Meine Damen und Herren, ein großartiges Motto zieht sich prominent durch die Geschichte Ihres Landes: „Für unsere und Eure Freiheit!“ „For our freedom and yours!“ Früh kam ja gerade uns Deutschen dieses polnische Freiheits-Ethos zu Hilfe. In den Jahrzehnten vor der Revolution von 1848 unterstützten Polen, zu vielen Tausenden geflohen aus ihrem aufgeteilten Land, das deutsche Streben nach Einheit, Freiheit und Demokratie. Viele Polen nahmen 1832 an der berühmten Kundgebung in Hambach teil. Das sogenannte Hambacher Fest war der Höhepunkt der bürgerlichen Opposition in dieser vorrevolutionären Zeit.

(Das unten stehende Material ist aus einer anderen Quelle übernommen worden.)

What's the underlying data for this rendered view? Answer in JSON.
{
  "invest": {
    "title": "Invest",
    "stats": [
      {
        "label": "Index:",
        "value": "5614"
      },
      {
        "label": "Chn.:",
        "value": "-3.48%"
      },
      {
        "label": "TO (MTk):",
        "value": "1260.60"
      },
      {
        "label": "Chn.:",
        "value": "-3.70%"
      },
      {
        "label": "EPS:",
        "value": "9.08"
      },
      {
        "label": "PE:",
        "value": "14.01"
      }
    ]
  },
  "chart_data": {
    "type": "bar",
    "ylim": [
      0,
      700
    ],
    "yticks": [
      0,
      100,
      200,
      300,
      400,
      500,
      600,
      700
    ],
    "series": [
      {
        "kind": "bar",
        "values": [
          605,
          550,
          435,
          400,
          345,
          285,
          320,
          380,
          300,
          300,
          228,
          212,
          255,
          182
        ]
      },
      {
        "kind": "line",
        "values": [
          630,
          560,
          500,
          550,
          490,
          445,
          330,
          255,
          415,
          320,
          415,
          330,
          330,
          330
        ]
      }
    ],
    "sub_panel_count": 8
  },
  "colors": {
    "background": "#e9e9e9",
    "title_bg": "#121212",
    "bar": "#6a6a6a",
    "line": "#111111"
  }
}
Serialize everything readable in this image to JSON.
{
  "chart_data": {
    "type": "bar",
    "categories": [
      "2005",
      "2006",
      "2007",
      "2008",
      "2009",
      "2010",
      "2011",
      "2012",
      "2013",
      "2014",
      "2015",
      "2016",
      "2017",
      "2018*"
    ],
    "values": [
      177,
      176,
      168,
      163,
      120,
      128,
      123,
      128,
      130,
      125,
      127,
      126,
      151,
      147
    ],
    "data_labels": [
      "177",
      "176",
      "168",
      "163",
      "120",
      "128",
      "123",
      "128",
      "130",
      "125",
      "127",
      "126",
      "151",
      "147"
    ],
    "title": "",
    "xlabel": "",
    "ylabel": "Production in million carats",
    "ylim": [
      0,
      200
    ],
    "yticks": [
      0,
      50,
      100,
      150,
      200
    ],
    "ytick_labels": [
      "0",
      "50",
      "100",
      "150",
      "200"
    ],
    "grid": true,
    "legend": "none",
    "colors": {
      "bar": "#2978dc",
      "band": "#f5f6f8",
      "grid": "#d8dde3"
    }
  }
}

In Hambach wehte direkt neben der schwarz-rot-goldenen auch die weiß-rote Fahne. Die Deutschen waren begeistert vom Freiheitsgeist der polnischen Aufständischen gegen den russischen Zaren. In deutschen Städten begrüßten wahre Menschen-Massen die Ankommenden. Das Wort von der „Polenschwärmerei“ der Deutschen kam auf. Man gründete sogenannte Polenvereine, um den Flüchtenden in jeder Weise zu helfen. Unzählige deutsche „Polenlieder“ entstanden, die den polnischen Kampf für die Freiheit besangen.

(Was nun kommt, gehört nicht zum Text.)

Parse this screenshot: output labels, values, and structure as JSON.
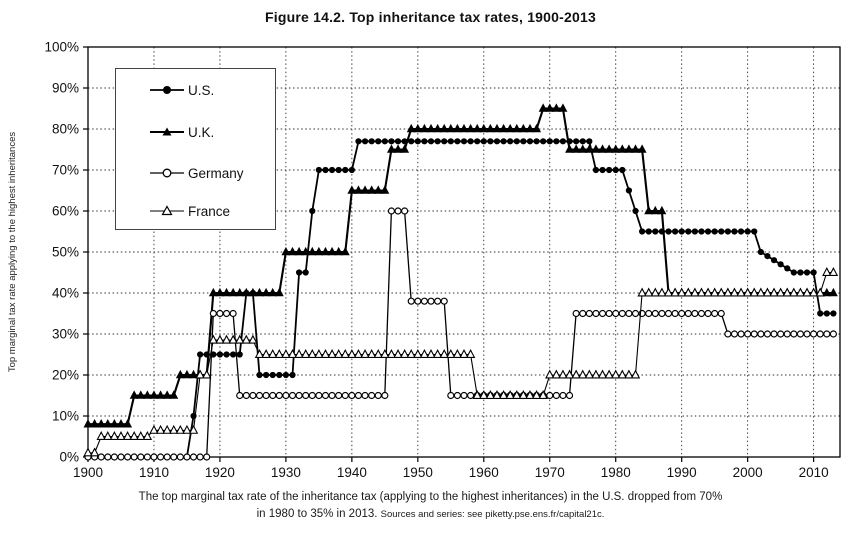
{
  "figure": {
    "title": "Figure 14.2. Top inheritance tax rates, 1900-2013",
    "y_axis_title": "Top marginal tax rate applying to the highest inheritances",
    "caption_line1": "The top marginal tax rate of the inheritance tax (applying to the highest inheritances) in the U.S. dropped from 70%",
    "caption_line2": "in 1980 to 35% in 2013.",
    "caption_source": "Sources and series: see piketty.pse.ens.fr/capital21c.",
    "ink_color": "#000000",
    "grid_color": "#333333"
  },
  "chart_data": {
    "type": "line",
    "title": "Figure 14.2. Top inheritance tax rates, 1900-2013",
    "xlabel": "",
    "ylabel": "Top marginal tax rate applying to the highest inheritances",
    "xlim": [
      1900,
      2014
    ],
    "ylim": [
      0,
      100
    ],
    "grid": true,
    "legend_position": "top-left-inside",
    "x_ticks": [
      1900,
      1910,
      1920,
      1930,
      1940,
      1950,
      1960,
      1970,
      1980,
      1990,
      2000,
      2010
    ],
    "y_ticks": [
      0,
      10,
      20,
      30,
      40,
      50,
      60,
      70,
      80,
      90,
      100
    ],
    "y_tick_suffix": "%",
    "end_year": 2013,
    "series": [
      {
        "name": "U.S.",
        "marker": "circle-filled",
        "color": "#000000",
        "steps": [
          [
            1900,
            0
          ],
          [
            1916,
            10
          ],
          [
            1917,
            25
          ],
          [
            1924,
            40
          ],
          [
            1926,
            20
          ],
          [
            1932,
            45
          ],
          [
            1934,
            60
          ],
          [
            1935,
            70
          ],
          [
            1941,
            77
          ],
          [
            1977,
            70
          ],
          [
            1982,
            65
          ],
          [
            1983,
            60
          ],
          [
            1984,
            55
          ],
          [
            2002,
            50
          ],
          [
            2003,
            49
          ],
          [
            2004,
            48
          ],
          [
            2005,
            47
          ],
          [
            2006,
            46
          ],
          [
            2007,
            45
          ],
          [
            2011,
            35
          ]
        ]
      },
      {
        "name": "U.K.",
        "marker": "triangle-filled",
        "color": "#000000",
        "steps": [
          [
            1900,
            8
          ],
          [
            1907,
            15
          ],
          [
            1914,
            20
          ],
          [
            1919,
            40
          ],
          [
            1930,
            50
          ],
          [
            1940,
            65
          ],
          [
            1946,
            75
          ],
          [
            1949,
            80
          ],
          [
            1969,
            85
          ],
          [
            1973,
            75
          ],
          [
            1985,
            60
          ],
          [
            1988,
            40
          ]
        ]
      },
      {
        "name": "Germany",
        "marker": "circle-open",
        "color": "#000000",
        "steps": [
          [
            1900,
            0
          ],
          [
            1919,
            35
          ],
          [
            1923,
            15
          ],
          [
            1946,
            60
          ],
          [
            1949,
            38
          ],
          [
            1955,
            15
          ],
          [
            1974,
            35
          ],
          [
            1997,
            30
          ]
        ]
      },
      {
        "name": "France",
        "marker": "triangle-open",
        "color": "#000000",
        "steps": [
          [
            1900,
            1
          ],
          [
            1902,
            5
          ],
          [
            1910,
            6.5
          ],
          [
            1917,
            20
          ],
          [
            1919,
            28.5
          ],
          [
            1926,
            25
          ],
          [
            1959,
            15
          ],
          [
            1970,
            20
          ],
          [
            1984,
            40
          ],
          [
            2012,
            45
          ]
        ]
      }
    ]
  }
}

Im Jahrhundert der Revolutionen haben Polen überall in Europa für die Freiheit gekämpft – übrigens auch schon im amerikanischen Unabhängigkeitskrieg. Polen sind mit den europäischen Freiheitsbewegungen seit zwei Jahrhunderten eng verwoben.

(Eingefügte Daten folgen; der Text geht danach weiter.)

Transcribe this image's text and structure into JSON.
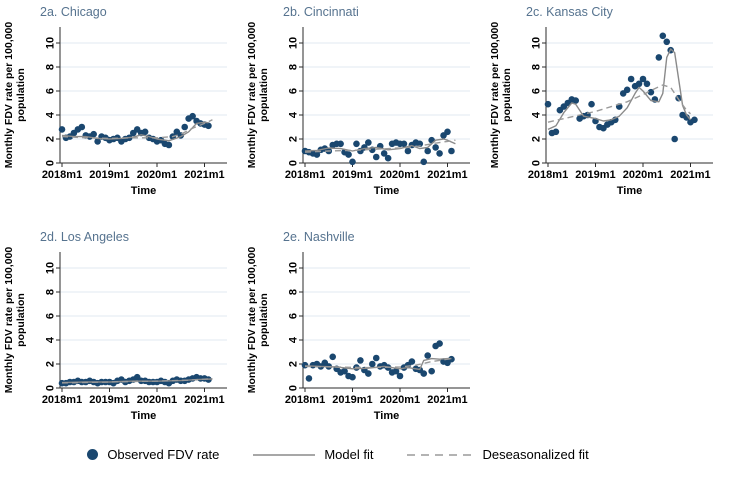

Polen wussten immer: Freiheit ist unteilbar. Ihr Land konnte geteilt sein – die Freiheit in Europa sollte es nicht. Polen war und ist der Anwalt der Selbstbestimmung, wo immer sie fehlt.
Polens Geschichte ist eine Lehrerin der Freiheit. Ich denke, es ist uns Deutschen noch immer nicht ausreichend bewusst: Polen haben die Deutschen auch vom Nationalsozialismus mit befreit. Als Stalin nach Hitlers Überfall auf die Sowjetunion polnische Soldaten frei ließ, da schlossen sich viele später den Briten an. Sie stellten bei der Landung der westlichen Alliierten in der Normandie 1944 das viertgrößte Truppenkontingent.
„For our freedom and yours!“ Diese Worte sagen die Wahrheit über die Bedeutung der Geschichte Polens für Europa und das Prinzip der liberalen Demokratie. Und das war nicht das letzte Mal, dass der Freiheitsdrang der Polen meinem Land half. In den 80er Jahren trieb gerade die Studentenbewegung an dieser Universität den politischen Wandel in Polen voran. Dazu hat die Gründung der Solidarnosc die Opposition in der DDR beflügelt. Viele Menschen in beiden Teilen meines Landes empfanden große Sympathie für diesen neuen politischen Frühling und drückten sie auch aus.
Für die DDR war das eine Gefahr. Deren Staatsführung schloss die Grenzen für DDR-Bürger. Man hoffte, das polnische Streben nach Freiheit und Demokratie aussperren zu können. Aber das gelang nicht – wie es nie gelingt. Der Sieg der Solidarnosc im Juni 1989 bei den ersten freien Wahlen nach dem Zweiten Weltkrieg war eine leuchtende Ermutigung für die Bürgerbewegung in der DDR. Der Weg zur Einheit meines Landes ist ohne die polnische Freiheitsbewegung nicht zu denken. Wir werden Ihnen das nie vergessen.
„For our freedom and yours!“ Das gilt für Ihr Land bis in die Gegenwart des verbrecherischen Angriffskrieges Russlands auf die Ukraine. Im Geiste dieser Worte haben sich schon im März 2022, wenige Tage nach Beginn des russischen Überfalls, Ihr damaliger Regierungs- und Vize-Regierungschef mit ihren tschechischen und slowenischen Kollegen im Zug auf den gefährlichen Weg nach Kiew gemacht. Und seither ist die Solidarität Polens mit der Ukraine ungebrochen. Ihr Land ist auch hier ein Vorbild an Klarheit und Entschlossenheit an der Seite der Freiheit. Sie sind eine Inspiration. Auch dafür will ich den Polen im Namen der deutschen Bundesregierung danken.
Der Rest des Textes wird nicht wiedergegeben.